07. August 2010 - Pleite bei Kfz-Versicherern: 50.000 Autofahrer verlieren Versicherungsschutz

Autofahrer mit Verträgen der Internetversicherer Ineas und LadyCarOnline sind ab 1. September ohne Versicherungsschutz. In Deutschland sind davon 50 000 Kunden betroffen. Die Verträge mit den niederländischen Versicherungen enden am 31. August um Mitternacht, warnt Stiftung Warentest in Berlin auf ihrem Online-Portal test.de. Sie rät Versicherten, sofort eine neue Versicherung abzuschließen.

«Wer sich nach dem 1. September ohne Versicherungsschutz mit dem Auto fortbewegt macht sich strafbar», sagte Thorsten Rudnik vom Bundesverband der Versicherten (BdV) in Henstedt-Ulzburg bei Hamburg dem dpa-Themendienst. Außerdem kann sein Fahrzeug von der Zulassungsstelle außer Betrieb gesetzt werden, ergänzte die Bundesanstalt für Finanzdienstleistungsaufsicht (BaFin) in Bonn, die aktuell von der niederländischen Aufsichtsbehörde DeNederlandsche Bank (DNB) informiert wurde. Es sei besser, lieber jetzt sofort eine neue Versicherung abzuschließen und vielleicht doppelte Beiträge zu bezahlen, als gar nicht versichert zu sein, sagte Rudnik. Denn von den insolventen Versicherern wird es vermutlich keine Rückerstattung der bereits gezahlten Beiträge geben.

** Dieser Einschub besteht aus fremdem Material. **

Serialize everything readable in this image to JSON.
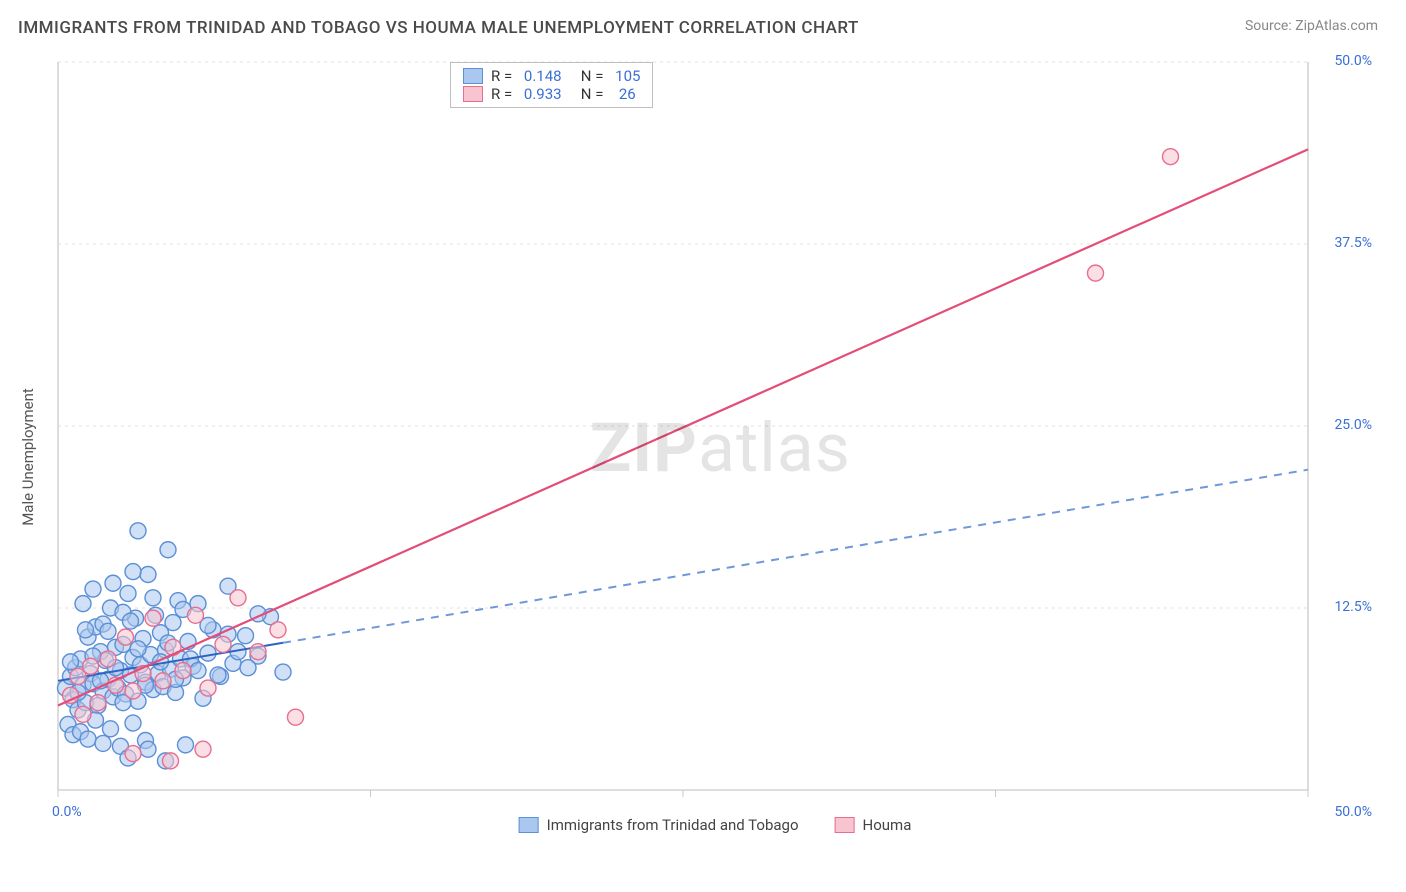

Die Opfer von Unfällen mit Ineas oder LadyCarOnline versicherten Autos sind nach Angaben der Stiftung Warentest abgesichert. Für sie zahlt die Verkehrsopferhilfe, wenn sie keine Kaskoversicherung haben, keine Lohnfortzahlung bekommen oder keine Krankenversicherung ihre Behandlungskosten übernimmt. Allerdings sind die Autofahrer mit ihren Ineas-Versicherungen schon jetzt nicht mehr kaskoversichert, sagt Rudnik. Wird das Auto also gestohlen, brennt ab oder kommt bei einem Sturm zu schaden, sei selbst eine Vollkasko aktuell nichts mehr wert.

Die niederländische International Insurance Corporation (IIC), zu der die beiden Internetversicherer gehören, war in Schieflage geraten und Ende Juni vom Landgericht Amsterdam unter Notverwaltung gestellt worden. Die Notverwalter wollten einen neuen Versicherer finden, der die Verträge übernimmt. Dies scheiterte vermutlich daran, dass das Gesamtportfolio aus niederländischen, deutschen, französischen und spanischen Verträgen besteht, so die BaFin.

Nach Angaben des ADAC in München dürfen insolvente Versicherer nicht mehr direkt mit Reparaturwerkstätten abrechnen. Stattdessen müssten Versicherte erst einmal in Vorleistung treten und dann die Quittung bei der Versicherung einreichen. Ist der Versicherer zahlungsunfähig, seien die Chancen schlecht, das Geld wiederzubekommen. «Wir raten den Versicherten dringend, ihr Sonderkündigungsrecht wahrzunehmen», sagte ADAC-Sprecher Maximilian Maurer. Damit lasse sich der Vertrag sofort beenden. Die Kündigung muss schriftlich erfolgen.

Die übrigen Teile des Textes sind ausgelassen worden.